La prisión estaba realmente lejos, pude calcular que estuvimos en el autobús por aproximadamente unos cuarenta minutos. Me dolían las caderas y las nalgas.

Las calles estaban completamente vacías, podía contar con una mano los escasos autos que se cruzaron por mi vista. Todas las casas tenían las ventanas cubiertas con gruesos trozos de madera para protegerlas del fuerte huracán que cada vez estaba un paso más cerca.

De repente sólo se veía un enorme terreno vacío, sin casas, autos o tan siquiera árboles; sin embargo sentí un nudo formarse en mi garganta cuando mis ojos lograron visualizar lo que se aproximaba, la prisión.

Era realmente enorme, mucho más grande que la de Nueva York, bastante parecida a las que salen en televisión.

Las instalaciones de la cárcel estaban rodeadas con una triple valla metálica de aproximadamente cuatro metros de altura cada una y en la parte superior tenían alambrado eléctrico. 
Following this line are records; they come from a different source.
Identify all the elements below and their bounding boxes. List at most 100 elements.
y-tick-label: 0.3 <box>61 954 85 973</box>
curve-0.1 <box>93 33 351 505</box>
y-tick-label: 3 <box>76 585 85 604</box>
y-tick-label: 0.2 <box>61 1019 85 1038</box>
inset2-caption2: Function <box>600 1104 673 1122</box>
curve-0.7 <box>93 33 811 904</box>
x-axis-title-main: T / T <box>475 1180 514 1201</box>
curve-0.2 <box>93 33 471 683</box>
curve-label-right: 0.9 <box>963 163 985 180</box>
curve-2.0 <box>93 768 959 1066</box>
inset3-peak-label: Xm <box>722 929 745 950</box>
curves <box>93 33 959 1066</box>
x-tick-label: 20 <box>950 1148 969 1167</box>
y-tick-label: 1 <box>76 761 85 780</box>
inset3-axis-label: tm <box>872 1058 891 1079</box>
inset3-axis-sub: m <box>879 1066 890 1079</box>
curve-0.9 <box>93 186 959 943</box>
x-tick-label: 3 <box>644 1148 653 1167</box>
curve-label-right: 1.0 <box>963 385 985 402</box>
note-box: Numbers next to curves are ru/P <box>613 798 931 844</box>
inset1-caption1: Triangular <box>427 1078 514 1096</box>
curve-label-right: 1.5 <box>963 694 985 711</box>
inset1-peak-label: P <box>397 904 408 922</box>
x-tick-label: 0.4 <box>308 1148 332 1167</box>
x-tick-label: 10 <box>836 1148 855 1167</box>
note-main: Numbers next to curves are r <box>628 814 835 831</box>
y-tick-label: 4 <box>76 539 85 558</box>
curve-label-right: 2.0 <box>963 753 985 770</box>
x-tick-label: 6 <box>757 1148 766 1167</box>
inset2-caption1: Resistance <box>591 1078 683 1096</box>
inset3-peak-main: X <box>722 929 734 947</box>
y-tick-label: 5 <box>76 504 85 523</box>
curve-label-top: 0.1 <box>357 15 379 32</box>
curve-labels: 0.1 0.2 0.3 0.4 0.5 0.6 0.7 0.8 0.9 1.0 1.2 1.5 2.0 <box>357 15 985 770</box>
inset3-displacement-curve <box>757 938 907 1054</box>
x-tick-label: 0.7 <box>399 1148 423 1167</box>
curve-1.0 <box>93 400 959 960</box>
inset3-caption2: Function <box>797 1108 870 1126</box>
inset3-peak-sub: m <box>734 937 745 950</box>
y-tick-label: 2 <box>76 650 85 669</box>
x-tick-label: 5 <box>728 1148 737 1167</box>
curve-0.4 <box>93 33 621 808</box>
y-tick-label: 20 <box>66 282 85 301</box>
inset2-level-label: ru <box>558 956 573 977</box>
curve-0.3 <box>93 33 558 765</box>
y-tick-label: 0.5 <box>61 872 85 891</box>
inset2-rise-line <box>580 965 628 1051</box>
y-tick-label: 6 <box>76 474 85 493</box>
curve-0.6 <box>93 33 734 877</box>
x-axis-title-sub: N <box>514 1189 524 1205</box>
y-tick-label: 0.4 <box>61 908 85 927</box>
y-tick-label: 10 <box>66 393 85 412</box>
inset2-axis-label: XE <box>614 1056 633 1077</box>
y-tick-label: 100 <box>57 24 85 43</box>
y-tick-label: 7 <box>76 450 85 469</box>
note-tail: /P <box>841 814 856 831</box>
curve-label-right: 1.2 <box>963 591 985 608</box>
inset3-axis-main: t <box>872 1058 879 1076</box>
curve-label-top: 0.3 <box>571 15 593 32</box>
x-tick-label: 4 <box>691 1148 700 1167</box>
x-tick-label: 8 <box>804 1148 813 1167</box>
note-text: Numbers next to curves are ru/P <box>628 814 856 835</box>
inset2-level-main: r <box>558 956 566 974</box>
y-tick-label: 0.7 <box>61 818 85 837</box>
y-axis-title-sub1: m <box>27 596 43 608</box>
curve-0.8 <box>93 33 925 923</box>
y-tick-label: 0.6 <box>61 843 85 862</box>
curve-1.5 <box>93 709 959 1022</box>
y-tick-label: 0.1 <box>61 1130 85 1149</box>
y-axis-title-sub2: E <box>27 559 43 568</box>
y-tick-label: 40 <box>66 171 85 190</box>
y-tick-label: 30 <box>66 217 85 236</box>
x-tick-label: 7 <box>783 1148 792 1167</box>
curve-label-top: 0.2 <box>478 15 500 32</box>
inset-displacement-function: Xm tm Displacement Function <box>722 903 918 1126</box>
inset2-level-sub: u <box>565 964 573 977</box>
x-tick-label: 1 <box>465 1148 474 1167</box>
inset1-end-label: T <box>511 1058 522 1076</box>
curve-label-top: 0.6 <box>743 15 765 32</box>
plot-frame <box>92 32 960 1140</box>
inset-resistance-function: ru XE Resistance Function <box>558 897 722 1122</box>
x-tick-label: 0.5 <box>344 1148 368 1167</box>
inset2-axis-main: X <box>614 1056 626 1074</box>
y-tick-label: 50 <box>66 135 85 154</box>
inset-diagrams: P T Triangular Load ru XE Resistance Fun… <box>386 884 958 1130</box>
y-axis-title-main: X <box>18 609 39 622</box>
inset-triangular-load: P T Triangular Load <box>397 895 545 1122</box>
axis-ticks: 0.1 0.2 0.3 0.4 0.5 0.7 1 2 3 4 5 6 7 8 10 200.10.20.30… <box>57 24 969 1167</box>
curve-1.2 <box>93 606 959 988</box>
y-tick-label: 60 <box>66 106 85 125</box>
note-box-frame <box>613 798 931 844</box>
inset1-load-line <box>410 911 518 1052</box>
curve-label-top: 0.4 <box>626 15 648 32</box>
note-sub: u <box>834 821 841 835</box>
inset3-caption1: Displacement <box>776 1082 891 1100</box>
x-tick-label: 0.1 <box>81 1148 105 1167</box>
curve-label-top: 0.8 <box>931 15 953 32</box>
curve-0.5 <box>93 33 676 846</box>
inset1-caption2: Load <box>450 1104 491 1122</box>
Habían unas seis garitas repartidas en puntos estratégicos y en la cima de cada uno de ellos habían dos hombres que caminaban de un lado a otro mientras sostenían de forma amenazante un rifle cargado entre sus manos, estaban listos para clavar una bala en medio de ambas cejas a todas las reclusas que se les ocurriera la estúpida idea de escapar del lugar.

No tardé mucho en descubrirlo por mi cuenta, esta era una prisión de máxima seguridad, mi peor pesadilla.

Sólo podía suplicarle al cielo que mi futura compañera de celda no fuera una perra psicópata.